I started looking at the tables that couldn't update statistics. I found that all these tables were Memory-Optimized Tables (MOT), which was not something we knew the dev team was using. Now I'm hoping you can forgive me for making the assumption that Memory-Optimized Tables work a little bit like DBCC PINTABLE. They don't, and I was wrong.
I Googled for the answer, and looked through all of the resources I have (mostly SQLServerCentral.com) and experimented to find out what could be causing this. As usual Microsoft errors can be a little vague, and I came up with nothing.
Given that a core database was in danger, I just tried to rule out the obvious. Firstly, I scripted out the create statements for all of the MOT tables. I needed to do this anyway, as you can only have 8 indexes on an MOT table, and we had performance concerns with certain queries. I later found that we had upgraded to Enterprise Edition at a huge cost rather than indexing the tables correctly because a senior developer had read that Memory-Optimized Tables would solve his problems.
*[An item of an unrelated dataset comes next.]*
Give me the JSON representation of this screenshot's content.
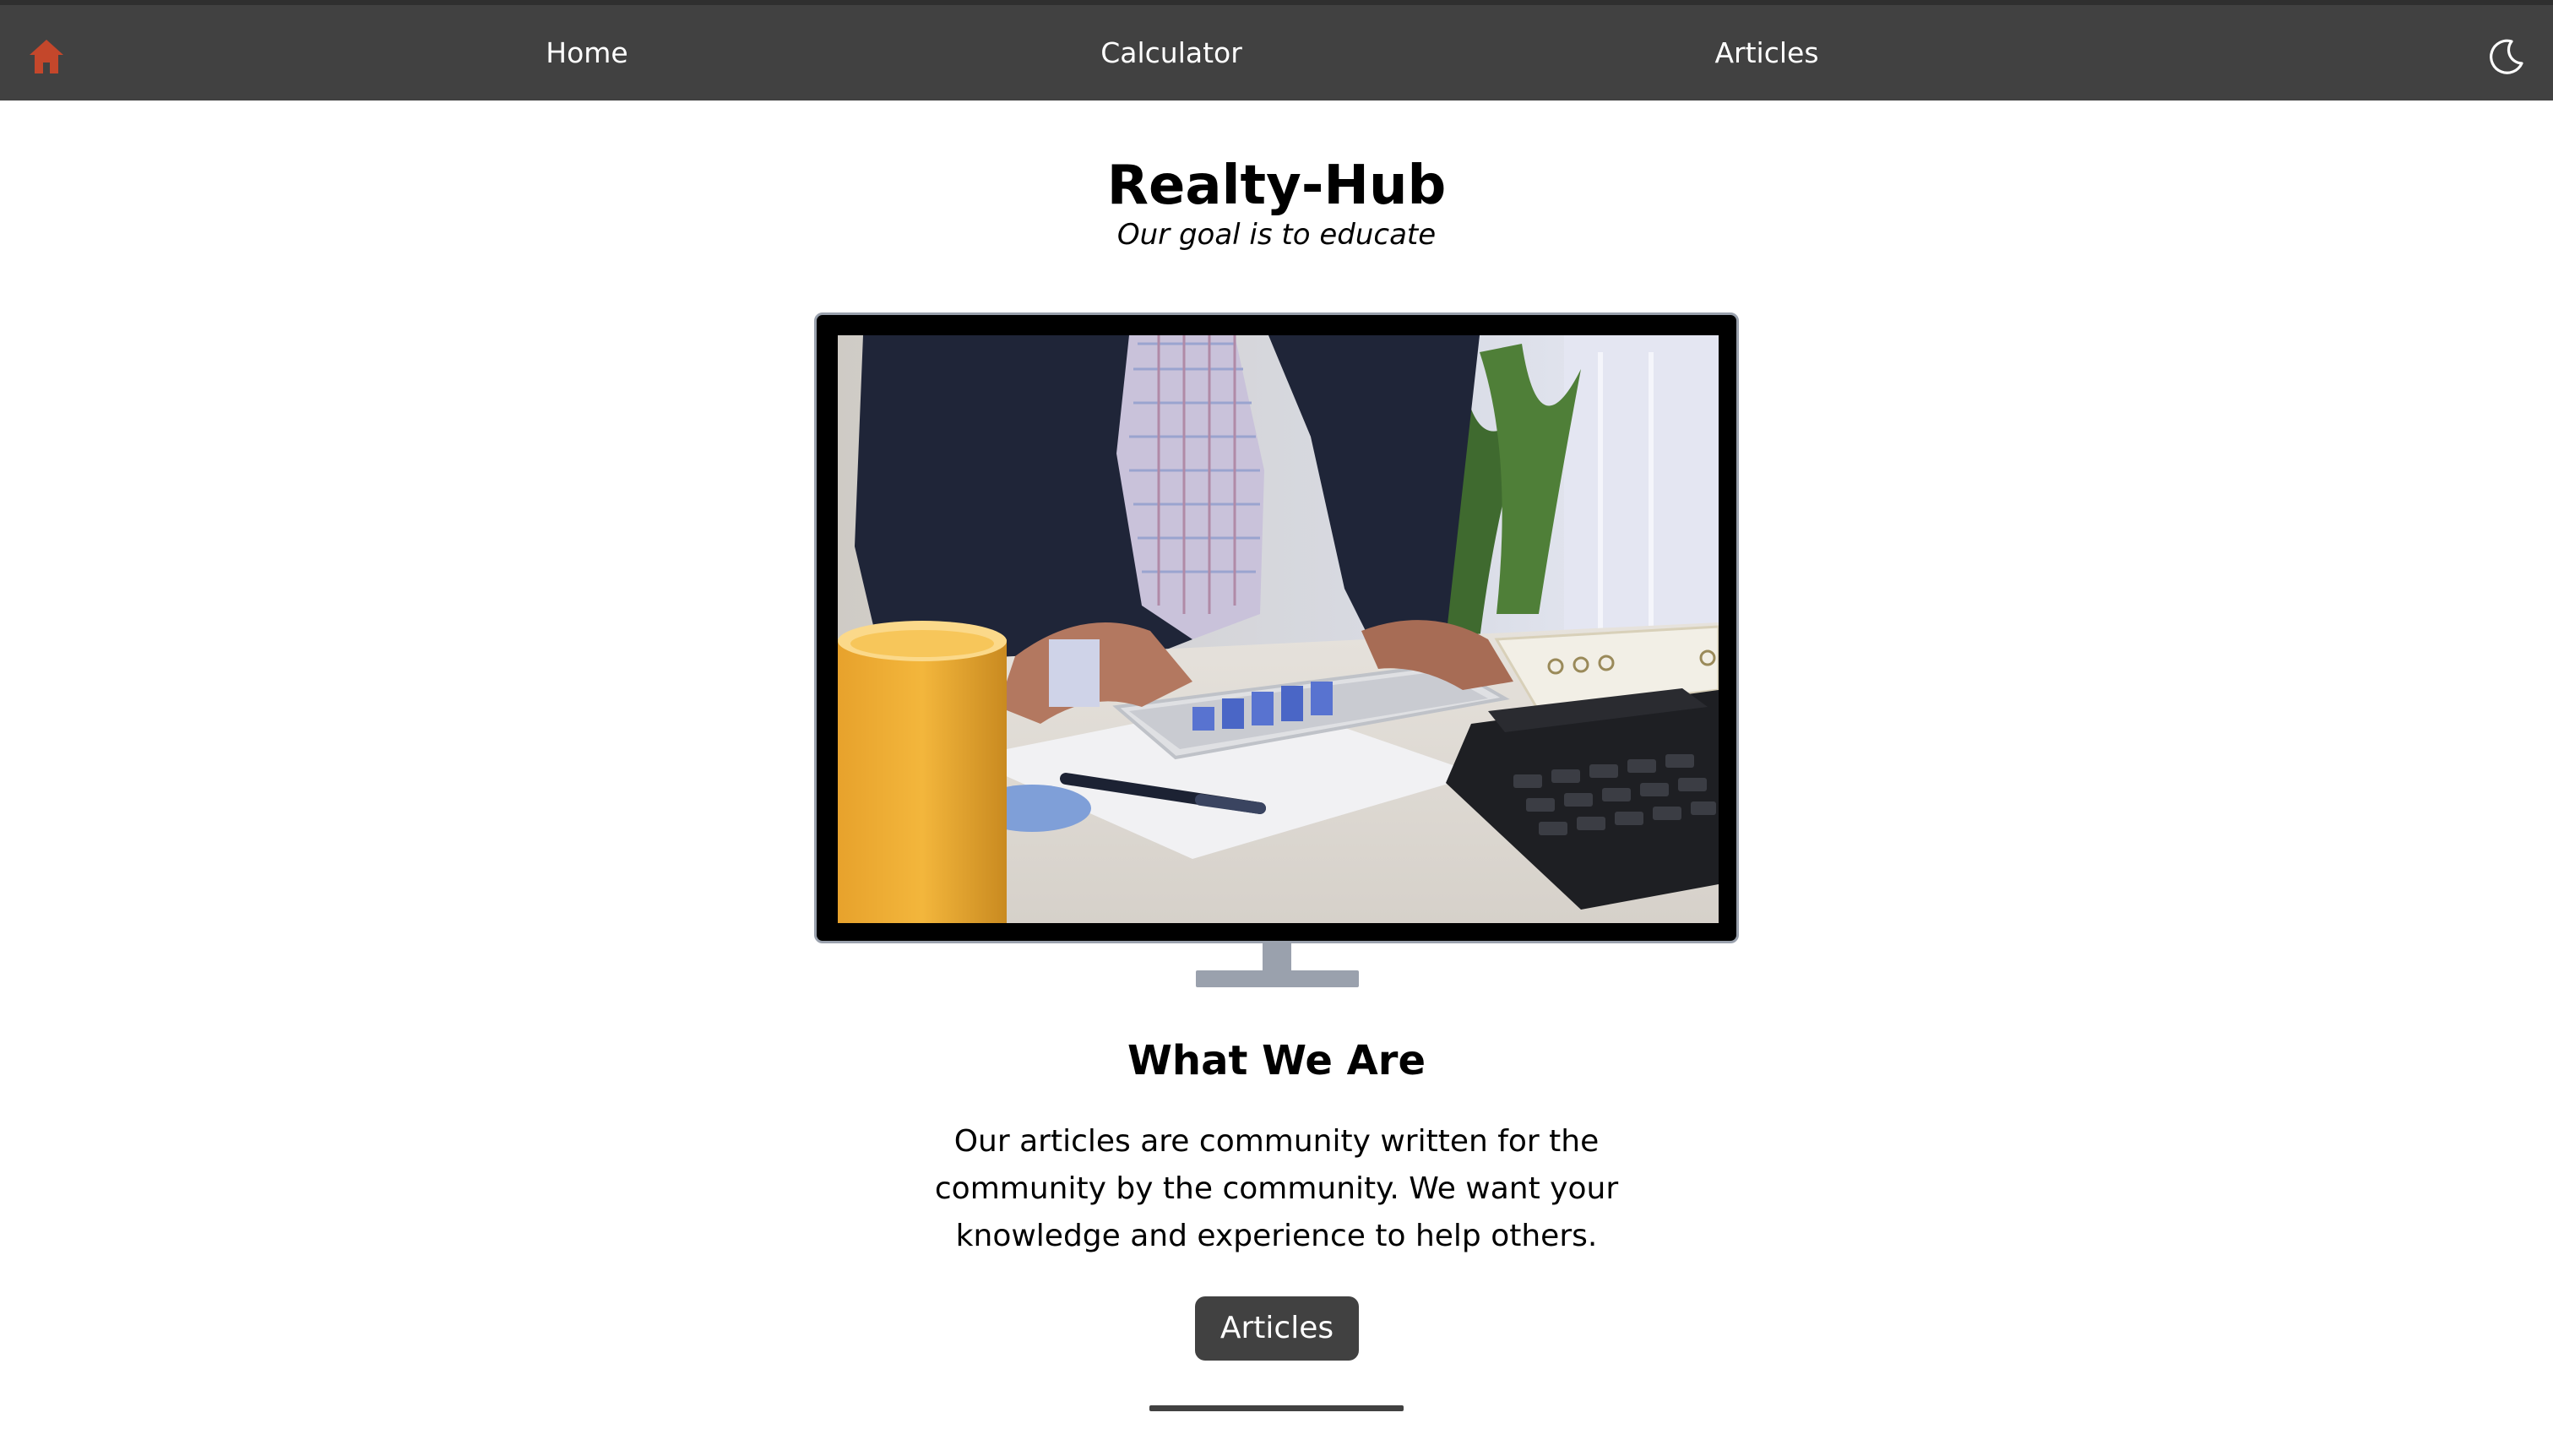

I changed the script for the database to change the MOT tables into normal tables with 13 indexes. I assumed that this would fix the issue. This did allow sp_updatestats to start working, but I still couldn't restore the database.
I kind of made a guess at this point and thought it might be related to the MO filegroup. I though to myself, "OK, lets drop the empty filegroup." Unfortunately the only advice Microsoft gives is to "drop the database and rebuild it" - not too useful when this is a database with a few terabytes of data. This was certainly not going to happen on my production server!
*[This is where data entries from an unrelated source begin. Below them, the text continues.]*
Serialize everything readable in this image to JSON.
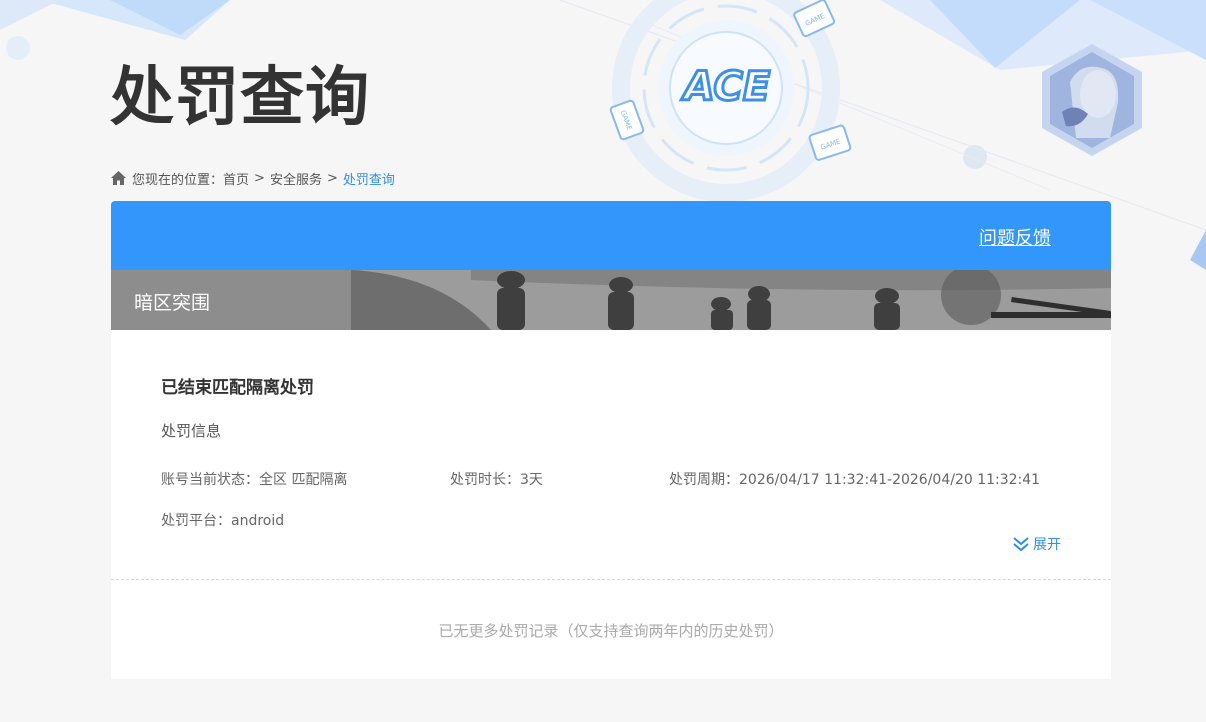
{
  "page": {
    "title": "处罚查询"
  },
  "logo": {
    "text": "ACE",
    "badge": "GAME"
  },
  "breadcrumb": {
    "prefix": "您现在的位置：",
    "items": [
      "首页",
      "安全服务",
      "处罚查询"
    ],
    "separator": ">"
  },
  "panel": {
    "feedback_label": "问题反馈",
    "game_name": "暗区突围"
  },
  "record": {
    "title": "已结束匹配隔离处罚",
    "section_label": "处罚信息",
    "account_status": "账号当前状态：全区 匹配隔离",
    "duration": "处罚时长：3天",
    "period": "处罚周期：2026/04/17 11:32:41-2026/04/20 11:32:41",
    "platform": "处罚平台：android",
    "expand_label": "展开"
  },
  "footer": {
    "note": "已无更多处罚记录（仅支持查询两年内的历史处罚）"
  },
  "colors": {
    "accent": "#3296fa",
    "link": "#2f8fe0",
    "title": "#333333",
    "muted": "#aaaaaa"
  }
}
I spent a few hours scratching my head and writing emails that asked developers to not release changes in case we had an issue. In effect a change freeze. Then I thought to look at the target server to which I was restoring databases. We never intended for this server to actively run the databases. It was simply just to restore them and report the results.
We had spent about $3000 on a small server with lots of high speed drives but only 8GB of RAM. Who needs RAM if you aren't running your databases? My engineer had configured the server, which is physical, not virtual with 8GB of Ram and 4TB of disk, with 8 cores. More than enough to run restore tests.
My next step was to look at the SQL Server memory configuration on the target server. It was set to dynamic memory usage, but allowed to use unlimited memory. Yes, I know, "bad practice", but this was a box to dump backups on and prove we have a good restore position. I let my network engineer configure the server and didn't check the settings, pretty much treating it like a workstation rather than a server.
I lucked out at this point and decided to reduce the maximum RAM allocation for SQL to 4GB, allowing enough headroom for the Memory-Optimized filegroup. I did this even though there were no files in the MO filegroup. To my surprise the database restore worked. It seems that SQL Server wants to create a new memory space, but when the database is initialised, the dynamic ram settings don't come into play and SQL Server won't release the memory in order to create the filegroup.
As a result of this I've had to reconfigure all of our cloud based failover sites, but I've also taken away a few points from this.
Number 1.. Even though we never have time to DR Test, it is possibly one of the most valuable things you can do
Number 2. Never trust that your Dev team aren't going to use something you haven't planned for.
Number 3. Never under spec your DR test servers.
Number 4. If you use Memory optimised tables, be aware of the limitations before you use them.
DR testing is not glamourous, but it sure as heck frightens your manager when you prove that you don't have a good DR position.